A new release of Locus has been pushed to github. This version is the most different from any of its predecessors.

• Everything is a set again: the new concrete categories support in this system makes everything as much as possible into structured sets. This allows us to reason about more functions using topos theory and the fundamental topos $Sets^{\to}$.
  • $Sets^{\to}$ itself is a concrete category. Functions $f: A \to B$ have elements which are either input elements of $A$ or output elements of $B$ which can be represented as ordered pairs $(0,a)$ and $(1,b)$ to distinguish rather or not an element is in the input set or the output set. A morphism of functions in $Sets^{\to}$ is then a function on these input and output elements.
  • $Quiv$ is a concrete category whose elements are objects and morphisms. In particular, as categories are enriched quivers, they are again structured sets whose elements are objects and morphisms. Functors are functions of categorical elements.
  • Let $F$ be an arbitrary copresheaf in $Sets^P$. Then its elements are simply section elements $(o,x)$ with $o \in Ob(P)$ and $x \in F(o)$. It follows that structured presheaves are simply structured sets of sections. Section elements are now supported by special classes.
• The new concrete category framework also supports the theory of structure presheaves. Any functor to a concrete category has an udnerlying copresheaf. So it follows for example that a quiver valued functor $F: C \to Quiv$ has an underlying presheaf defined by the mechanism that turns $Quiv$ into a concrete category.
• By the same token we have mechanisms for converting $Rel$ and the category of partial functions into concrete categories, so that functors $f : C \to Rel$ are represented as structure presheaves.

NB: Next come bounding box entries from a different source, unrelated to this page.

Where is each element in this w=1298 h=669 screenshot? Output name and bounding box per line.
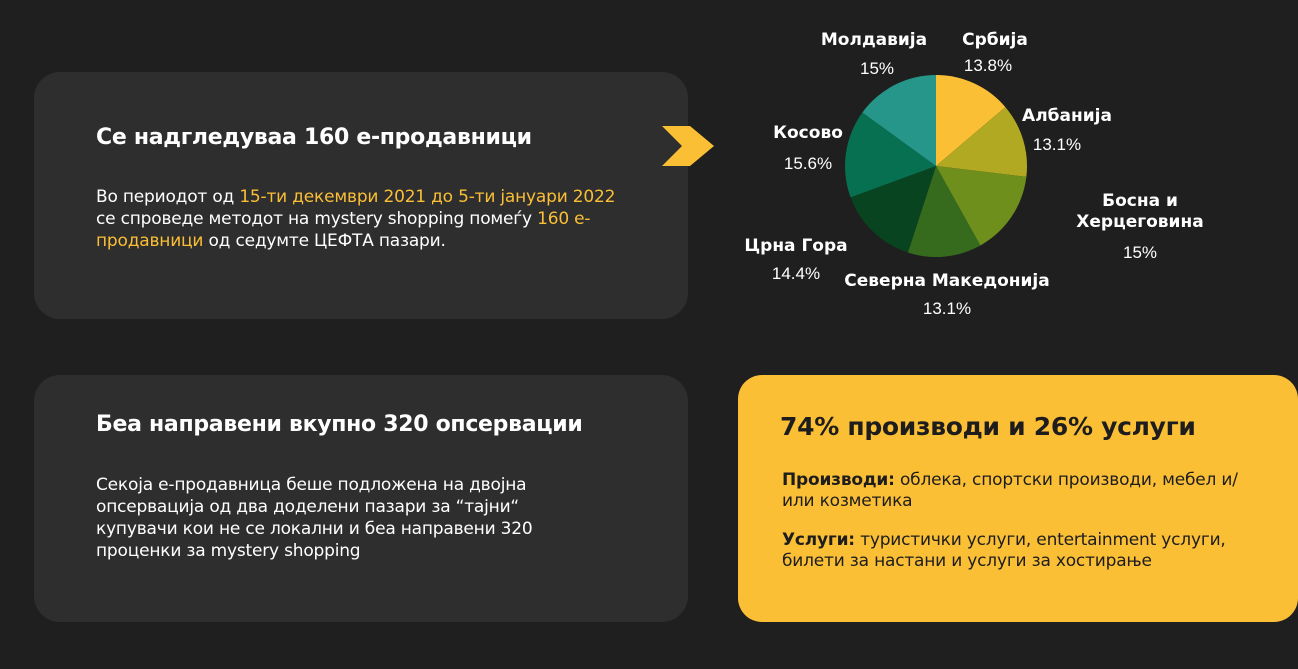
pie-slice-percent: 14.4%	[772, 264, 820, 283]
pie-slice	[862, 75, 936, 166]
pie-slice-percent: 15%	[860, 59, 894, 78]
body-text: од седумте ЦЕФТА пазари.	[203, 231, 446, 251]
services-label: Услуги:	[782, 530, 855, 550]
pie-slice	[936, 166, 1027, 246]
card-title: Беа направени вкупно 320 опсервации	[96, 412, 583, 437]
info-card-observations: Беа направени вкупно 320 опсервации Секо…	[34, 375, 688, 622]
products-label: Производи:	[782, 470, 895, 490]
pie-slice-label: Молдавија	[821, 30, 927, 50]
chevron-right-icon	[662, 126, 714, 166]
pie-slice-percent: 13.8%	[964, 56, 1012, 75]
card-title: Се надгледуваа 160 е-продавници	[96, 125, 532, 150]
products-services-title: 74% производи и 26% услуги	[780, 412, 1196, 441]
pie-slice	[850, 166, 936, 253]
services-text: туристички услуги, entertainment услуги,…	[782, 530, 1226, 571]
body-text: се спроведе методот на mystery shopping …	[96, 209, 538, 229]
pie-slice	[936, 107, 1027, 177]
highlight-dates: 15-ти декември 2021 до 5-ти јануари 2022	[239, 187, 616, 207]
pie-slice-percent: 13.1%	[1033, 135, 1081, 154]
pie-slice-label: Босна и	[1102, 191, 1178, 211]
pie-slice	[907, 166, 981, 258]
pie-slice-percent: 13.1%	[923, 299, 971, 318]
info-card-stores: Се надгледуваа 160 е-продавници Во перио…	[34, 72, 688, 319]
products-text: облека, спортски производи, мебел и/или …	[782, 470, 1238, 511]
pie-slice-label: Албанија	[1022, 106, 1112, 126]
products-paragraph: Производи: облека, спортски производи, м…	[782, 470, 1262, 512]
pie-slice-percent: 15%	[1123, 243, 1157, 262]
pie-slice-label: Црна Гора	[744, 236, 847, 256]
products-services-card: 74% производи и 26% услуги Производи: об…	[738, 375, 1298, 622]
card-body: Секоја е-продавница беше подложена на дв…	[96, 475, 533, 561]
pie-slice-label: Косово	[773, 123, 843, 143]
pie-slice-label: Србија	[962, 30, 1028, 50]
pie-slice-label: Северна Македонија	[844, 271, 1049, 291]
pie-slice	[936, 75, 1006, 166]
body-text: Во периодот од	[96, 187, 240, 207]
highlight-stores: 160 е-продавници	[96, 209, 591, 251]
services-paragraph: Услуги: туристички услуги, entertainment…	[782, 530, 1262, 572]
pie-slice-label: Херцеговина	[1076, 212, 1203, 232]
pie-slice	[845, 112, 936, 198]
card-body: Во периодот од 15-ти декември 2021 до 5-…	[96, 186, 636, 252]
pie-chart: Србија 13.8% Албанија 13.1% Босна иХерцегови…	[744, 30, 1203, 318]
pie-slice-percent: 15.6%	[784, 154, 832, 173]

• In order to better support the topos theoretic foundations, our emphasis on $Sets^{\to}$ and set valued functors, the fundamental parts of the system related to $Sets^{\to}$ and the foundational logic of functions are moved into the base folder instead of the elementary folder.

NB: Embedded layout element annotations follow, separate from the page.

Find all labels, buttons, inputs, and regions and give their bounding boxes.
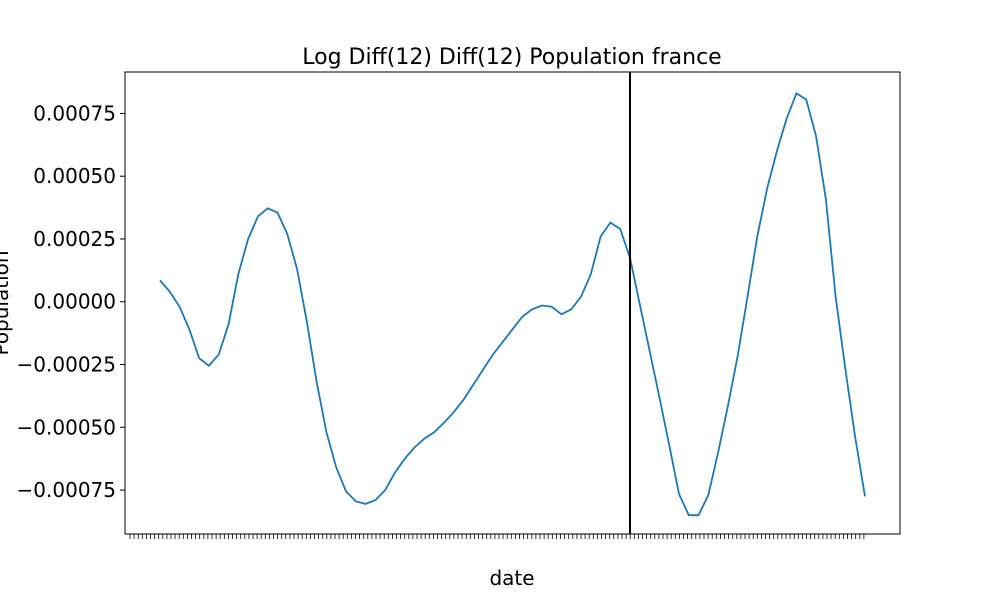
y-tick-label: 0.00075 xyxy=(33,101,116,125)
x-axis-label: date xyxy=(489,566,534,590)
y-axis-label: Population xyxy=(0,250,13,355)
y-tick-label: 0.00000 xyxy=(33,290,116,314)
y-tick-label: −0.00075 xyxy=(17,478,116,502)
y-axis: 0.00075 0.00050 0.00025 0.00000 −0.00025 −0.0… xyxy=(17,101,125,502)
y-tick-label: −0.00050 xyxy=(17,415,116,439)
chart-title: Log Diff(12) Diff(12) Population france xyxy=(302,45,721,70)
y-tick-label: 0.00025 xyxy=(33,227,116,251)
y-tick-label: 0.00050 xyxy=(33,164,116,188)
plot-area xyxy=(124,71,901,535)
y-tick-label: −0.00025 xyxy=(17,353,116,377)
series-line xyxy=(159,91,866,517)
x-axis xyxy=(129,534,865,539)
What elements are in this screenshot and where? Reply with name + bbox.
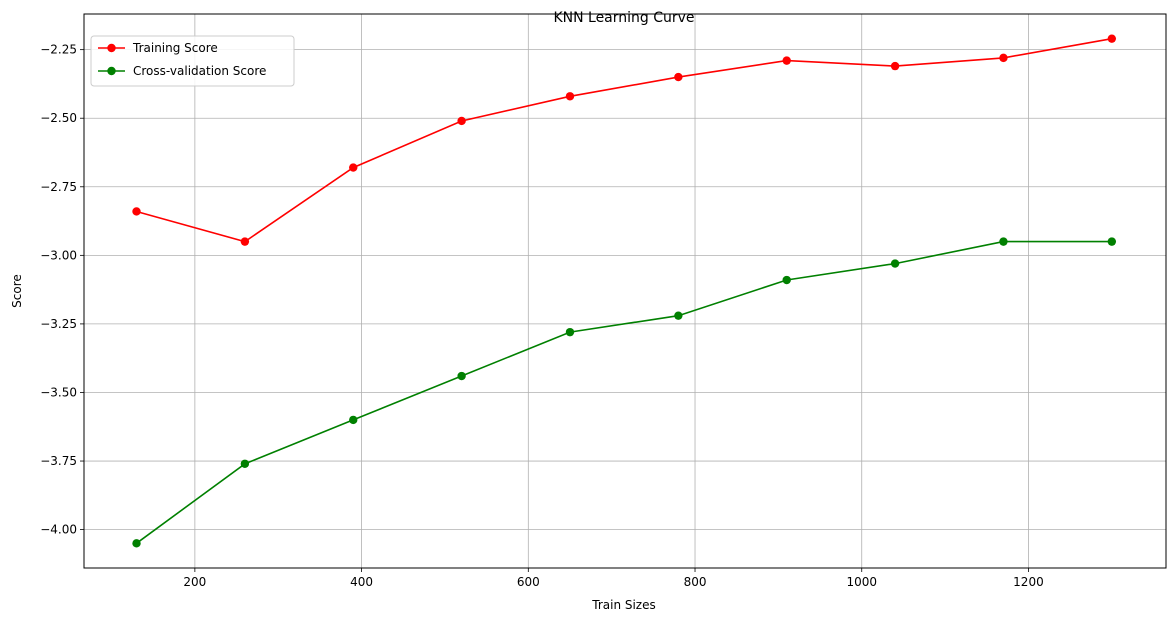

• A whole new and fundamental mechanism for displaying copresheaves is now supported in this version of Locus. It focuses on copresheaves over partial orders, and it displays them in Graphviz like a clustered Hasse diagram. Corresponding to this, a wide variety of new types of copresheaves over partial orders is supported in this version. New mechanisms for handling functional dependencies are provided, and a new class for handling copresheaves over preorders is defined.

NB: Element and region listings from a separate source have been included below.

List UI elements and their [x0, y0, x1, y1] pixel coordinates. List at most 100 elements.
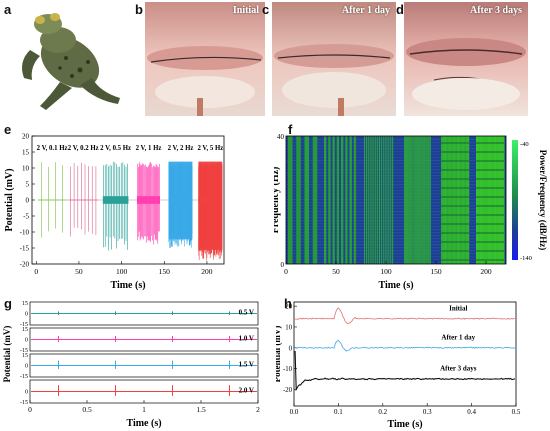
- segment-core-e: [168, 196, 193, 204]
- heatmap-stripe-f: [476, 187, 504, 189]
- heatmap-stripe-f: [441, 169, 469, 171]
- x-tick-label-h: 0.5: [512, 408, 521, 416]
- heatmap-band-f: [286, 163, 506, 165]
- heatmap-column-f: [407, 136, 408, 264]
- heatmap-column-f: [390, 136, 392, 264]
- x-tick-label-f: 150: [430, 267, 442, 276]
- y-axis-label-f: Frequency (Hz): [274, 167, 281, 234]
- heatmap-column-f: [463, 136, 465, 264]
- y-tick-label-g: 0: [25, 364, 28, 370]
- heatmap-band-f: [286, 178, 506, 180]
- heatmap-band-f: [286, 169, 506, 171]
- heatmap-band-f: [286, 226, 506, 228]
- heatmap-column-f: [377, 136, 379, 264]
- heatmap-column-f: [461, 136, 463, 264]
- caption-after-1-day: After 1 day: [341, 5, 390, 16]
- heatmap-stripe-f: [476, 232, 504, 234]
- heatmap-stripe-f: [441, 160, 469, 162]
- panel-e: e 0 50 100 150 200 -20 -15 -10 -5 0 5 10 15 20 Time (s…: [0, 122, 270, 294]
- x-tick-label-h: 0.0: [290, 408, 299, 416]
- x-tick-label-h: 0.3: [423, 408, 432, 416]
- x-tick-label-f: 0: [284, 267, 288, 276]
- panel-label-h: h: [284, 296, 292, 311]
- y-tick-label-g: 15: [22, 301, 28, 307]
- heatmap-column-f: [405, 136, 406, 264]
- heatmap-column-f: [409, 136, 410, 264]
- heatmap-column-f: [312, 136, 318, 264]
- y-tick-label-h: 10: [285, 324, 292, 331]
- heatmap-band-f: [286, 232, 506, 234]
- segment-core-e: [198, 196, 223, 204]
- row-frame-g: [29, 327, 259, 352]
- heatmap-band-f: [286, 145, 506, 147]
- heatmap-stripe-f: [441, 214, 469, 216]
- heatmap-column-f: [467, 136, 469, 264]
- heatmap-band-f: [286, 196, 506, 198]
- y-tick-label-h: -10: [283, 366, 293, 373]
- x-tick-label-g: 0: [28, 405, 32, 414]
- heatmap-column-f: [445, 136, 447, 264]
- heatmap-column-f: [406, 136, 407, 264]
- segment-label-e: 2 V, 0.5 Hz: [100, 145, 131, 152]
- heatmap-column-f: [460, 136, 461, 264]
- plot-frame-f: [285, 135, 507, 265]
- heatmap-column-f: [468, 136, 470, 264]
- heatmap-column-f: [444, 136, 446, 264]
- heatmap-stripe-f: [441, 142, 469, 144]
- panel-label-b: b: [135, 2, 143, 17]
- heatmap-column-f: [442, 136, 444, 264]
- heatmap-column-f: [464, 136, 466, 264]
- heatmap-band-f: [286, 172, 506, 174]
- tissue-photo-after-1-day: After 1 day: [272, 2, 396, 116]
- heatmap-stripe-f: [441, 232, 469, 234]
- heatmap-column-f: [410, 136, 412, 264]
- panel-b: b Initial: [133, 0, 267, 118]
- colorbar-label-f: Power/Frequency (dB/Hz): [538, 150, 548, 251]
- y-tick-label-e: -20: [20, 261, 30, 269]
- heatmap-column-f: [418, 136, 420, 264]
- heatmap-stripe-f: [476, 259, 504, 261]
- heatmap-column-f: [371, 136, 373, 264]
- heatmap-stripe-f: [441, 187, 469, 189]
- heatmap-stripe-f: [476, 151, 504, 153]
- plot-frame-h: [293, 301, 517, 407]
- heatmap-column-f: [382, 136, 384, 264]
- heatmap-column-f: [424, 136, 426, 264]
- heatmap-column-f: [349, 136, 352, 264]
- x-tick-label-g: 1.5: [196, 405, 206, 414]
- heatmap-column-f: [426, 136, 428, 264]
- heatmap-column-f: [413, 136, 415, 264]
- heatmap-column-f: [414, 136, 416, 264]
- x-axis-label-g: Time (s): [126, 418, 161, 429]
- heatmap-column-f: [375, 136, 377, 264]
- x-tick-label-f: 100: [380, 267, 392, 276]
- heatmap-column-f: [456, 136, 457, 264]
- heatmap-band-f: [286, 142, 506, 144]
- heatmap-column-f: [404, 136, 405, 264]
- heatmap-band-f: [286, 136, 506, 138]
- heatmap-band-f: [286, 139, 506, 141]
- caption-after-3-days: After 3 days: [469, 5, 522, 16]
- tissue-photo-initial: Initial: [145, 2, 265, 116]
- heatmap-stripe-f: [441, 223, 469, 225]
- panel-a: a: [0, 0, 130, 118]
- y-tick-label-e: -10: [20, 229, 30, 237]
- heatmap-column-f: [455, 136, 456, 264]
- heatmap-band-f: [286, 259, 506, 261]
- heatmap-column-f: [460, 136, 462, 264]
- heatmap-column-f: [448, 136, 450, 264]
- heatmap-column-f: [380, 136, 382, 264]
- heatmap-band-f: [286, 148, 506, 150]
- heatmap-band-f: [286, 244, 506, 246]
- x-tick-label-e: 200: [201, 267, 213, 276]
- heatmap-column-f: [465, 136, 466, 264]
- heatmap-band-f: [286, 166, 506, 168]
- heatmap-column-f: [449, 136, 451, 264]
- heatmap-column-f: [452, 136, 454, 264]
- x-tick-label-g: 0.5: [82, 405, 92, 414]
- heatmap-column-f: [421, 136, 423, 264]
- heatmap-column-f: [455, 136, 457, 264]
- heatmap-band-f: [286, 220, 506, 222]
- heatmap-column-f: [417, 136, 419, 264]
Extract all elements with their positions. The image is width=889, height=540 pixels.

• New mechanisms are provided to make morphisms of dependency functors back into dependency functors, and morphisms of copresheaves back into copresheaves. With these new mechanisms we can get a handle on the sufficiency of presheaf topos theory.
• Subobject classifiers are finally provided for all the different topoi in the system, including subobject classifiers of chains which generalize subobject classifiers of functions.
• We have new support for two quivers: which are simply ordered pairs of quivers sharing a common set of edges and objects. In other words, they are quivers which have 2-morphisms between morphisms without any conditions that the morphisms they are between need to be parallel.
• By the same token, we provide a 2-globular set class that provides us with quivers with 2-morphisms that are only between parallel pairs of morphisms. These 2-globular sets can then be used to provide a model of 2-categories.
• We now have support for n-globular sets, n quivers, etc. These are the first in the series of presheaf topos theoretic structures for higher categories. Globular and simplicial sets can be used as models of higher categories, thereby giving them a basis in presheaves.
• The readme was drastically changed and whole sections were removed, dealing with topos theoretic knowledge representation as I have rethought the entire issue. Instead, I leave a new section on geometric philosophy. In this section, I describe how computer science is like geometry and topos theory is the key to understanding computation. I leave the details of that open to further examination, rather then going in to too many specifics as the theory is constantly changing.